Decisive negotiations

 

A strategic perspective on environmental issues gives salience to conflict and confrontation. But strategy is not just about managing confrontation or competition well, but about managing complex combinations of rational choice, conflict and collaboration. This is precisely where negotiation is at home. Decisive negotiations are an essential part of how we manage environmental issues at all scales, from the multi-stakeholder management of protected areas to the multilateral diplomacy of global environmental agreements. My research on negotiation explores mostly two avenues.

Analysing the places and roles of negotiations in environmental decision-making processes proceeds from my insistence on setting tools and action in their wider strategic contexts. Such analysis rests on detailed empirical studies of environmental decision-making processes, with a focus on identifying and understanding multiple negotiations (some of which may be interstitial, tacit or hidden). A first text in 1998 outlines the aims of such research. [insert pdf LM 98]
A breakthrough set of case-studies by Yann Laurans and Isabelle Dubien demonstrates how decisions about permitting for incinerators, which officially involve no negotiation phase, involve a number of decisive negotiations of various types, that are found predictably accross case-studies.

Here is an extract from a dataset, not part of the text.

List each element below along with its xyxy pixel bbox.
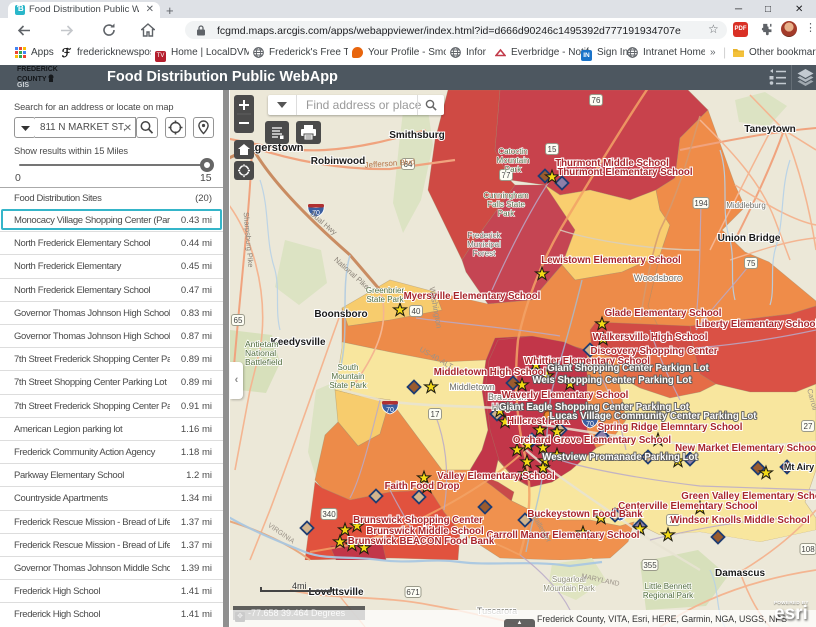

A more 2005 research report, based on further case-studies, proposes a systematisation of and methodological tool-box for such studies of the places and roles of negotiations in complex (environmental) decision-making processes.

My second research theme on environmental negotiations is the ambiguous nature of negotiation as a process. In a research and policy context that seems to be dominated by collaborative norms and discourse, negotiation offers an alternative conceptual model where confrontational and cooperative tactics are inseparable. This has been a running theme of negotiation research since its beginnings in the 1960s. My work extends on this theme, addressing questions like: What is the fundamental relation between collaboration, confrontation, arbitration, negotiation? or  How does the researcher’s own views of a divisive situation underpin his analytical framing (see publications, 2011)?